Rundgang von der Trafokaverne zur Maschinenkaverne im Kraftwerk Linthtal. Bild in Lightbox öffnen.

Bildlegende: Rundgang von der Trafokaverne zur Maschinenkaverne im Kraftwerk Linthtal. Keystone

Bereits 2014 wurden den Aktionären der Axpo keine Dividenden ausbezahlt. Und auch 2015 erhalten die Kanton kein Geld vom Stromkonzern, wie Andrew Walo, der Chef des Axpo-Konzerns am Freitag mitgeteilt hat. Die Axpo schreibt einen Verlust von fast einer Milliarde Franken für das vergangene Geschäftsjahr.

Dass der Kanton Zürich, der an der Axpo zu 37 Prozent beteiligt ist, erneut auf mehrere Millionen Franken Dividenden verzichten muss, sei ärgerlich, sagt SVP-Regierungsrat Markus Kägi. Der Zürcher Baudirektor sitzt zusammen mit der Zürcher FDP-Volkswirtschaftsdirektorin Carmen Walker-Späh im Axpo- Verwaltungsrat. Aber Markus Kägi betont, dass der Stromkonzern nach wie vor gut aufgestellt sei: «Die Liquidität der Axpo ist gut und die Eigenkapitalquote sogar sehr gut.»

Kritik von links und rechts

Eine Einschätzung, die der Basler SP-Politiker Rudolf Rechsteiner nicht teilen kann. Er hat für die Zürcher Grünen die Finanzen der Axpo untersucht. In seiner Studie warnte er im Frühling vor einem grossen finanziellen Risiko, welches die Axpo mit sich bringt. Auch heute sagt er noch: "Die Axpo marschiert in Richtung Bankrott." Die Rechnung müsse irgendwann einmal auch der Kanton Zürich zahlen.
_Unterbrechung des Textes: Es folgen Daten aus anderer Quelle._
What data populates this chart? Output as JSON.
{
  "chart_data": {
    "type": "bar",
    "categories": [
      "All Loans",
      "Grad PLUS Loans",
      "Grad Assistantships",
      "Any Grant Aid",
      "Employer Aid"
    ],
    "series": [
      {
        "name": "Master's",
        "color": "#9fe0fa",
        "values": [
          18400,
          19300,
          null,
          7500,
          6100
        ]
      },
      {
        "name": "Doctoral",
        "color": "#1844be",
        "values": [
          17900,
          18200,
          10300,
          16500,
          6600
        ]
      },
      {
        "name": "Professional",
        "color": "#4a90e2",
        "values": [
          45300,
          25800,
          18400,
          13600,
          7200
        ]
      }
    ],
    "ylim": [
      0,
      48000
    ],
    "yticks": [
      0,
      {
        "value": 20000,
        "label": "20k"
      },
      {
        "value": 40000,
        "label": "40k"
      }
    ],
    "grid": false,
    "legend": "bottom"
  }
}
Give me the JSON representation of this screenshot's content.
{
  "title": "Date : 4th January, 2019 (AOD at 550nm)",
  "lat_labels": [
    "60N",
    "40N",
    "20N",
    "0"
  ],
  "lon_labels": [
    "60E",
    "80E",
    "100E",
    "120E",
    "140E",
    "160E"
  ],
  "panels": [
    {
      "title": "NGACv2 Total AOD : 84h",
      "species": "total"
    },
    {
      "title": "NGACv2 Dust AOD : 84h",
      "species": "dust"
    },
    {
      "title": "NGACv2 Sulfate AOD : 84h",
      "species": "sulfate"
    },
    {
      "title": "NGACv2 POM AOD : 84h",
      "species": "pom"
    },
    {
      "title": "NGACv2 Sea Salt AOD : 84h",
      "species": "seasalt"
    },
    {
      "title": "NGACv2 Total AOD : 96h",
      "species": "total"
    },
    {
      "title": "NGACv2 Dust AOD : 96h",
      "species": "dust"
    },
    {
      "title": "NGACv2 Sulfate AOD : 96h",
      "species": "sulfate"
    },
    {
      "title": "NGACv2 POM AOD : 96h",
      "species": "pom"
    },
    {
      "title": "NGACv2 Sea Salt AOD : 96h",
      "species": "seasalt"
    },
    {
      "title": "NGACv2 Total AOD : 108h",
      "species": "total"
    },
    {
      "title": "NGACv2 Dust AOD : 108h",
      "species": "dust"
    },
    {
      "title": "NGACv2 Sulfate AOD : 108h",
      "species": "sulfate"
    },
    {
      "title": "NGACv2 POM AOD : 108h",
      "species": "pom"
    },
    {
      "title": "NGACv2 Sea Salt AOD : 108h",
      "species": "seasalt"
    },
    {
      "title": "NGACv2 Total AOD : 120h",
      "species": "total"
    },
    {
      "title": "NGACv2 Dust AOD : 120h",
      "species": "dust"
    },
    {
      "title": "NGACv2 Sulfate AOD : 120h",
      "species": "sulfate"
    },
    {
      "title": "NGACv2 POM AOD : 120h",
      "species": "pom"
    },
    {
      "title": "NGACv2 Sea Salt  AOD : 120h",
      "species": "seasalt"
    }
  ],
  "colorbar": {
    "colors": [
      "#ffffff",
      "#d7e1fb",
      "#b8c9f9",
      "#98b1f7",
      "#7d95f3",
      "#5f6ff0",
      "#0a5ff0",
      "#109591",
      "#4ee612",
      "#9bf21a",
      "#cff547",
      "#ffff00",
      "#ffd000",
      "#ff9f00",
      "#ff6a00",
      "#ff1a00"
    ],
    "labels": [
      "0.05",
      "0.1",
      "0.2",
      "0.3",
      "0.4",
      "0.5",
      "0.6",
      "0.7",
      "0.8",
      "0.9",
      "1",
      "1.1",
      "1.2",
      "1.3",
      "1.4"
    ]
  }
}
Kam die Kritik an der Axpo in der Vergangenheit vor allem von links, äussern sich vermehrt auch bürgerliche Politiker kritisch zur Axpo. Kürzlich hinterfragten SVP-Politiker beispielsweise die Expansion des Stromkonzerns in die USA. Und die FDP will die Zürcher Beteiligung an der Axpo genau unter die Lupe nehmen, wie Fraktionschef Thomas Vogel sagt: «Wir führen diese Diskussion fraktionsintern intensiv. Es ist zudem eine Legislaturschwerpunkt der Zürcher FDP, die Beteiligung des Kantons an Unternehmen wie der Axpo zu hinterfragen.»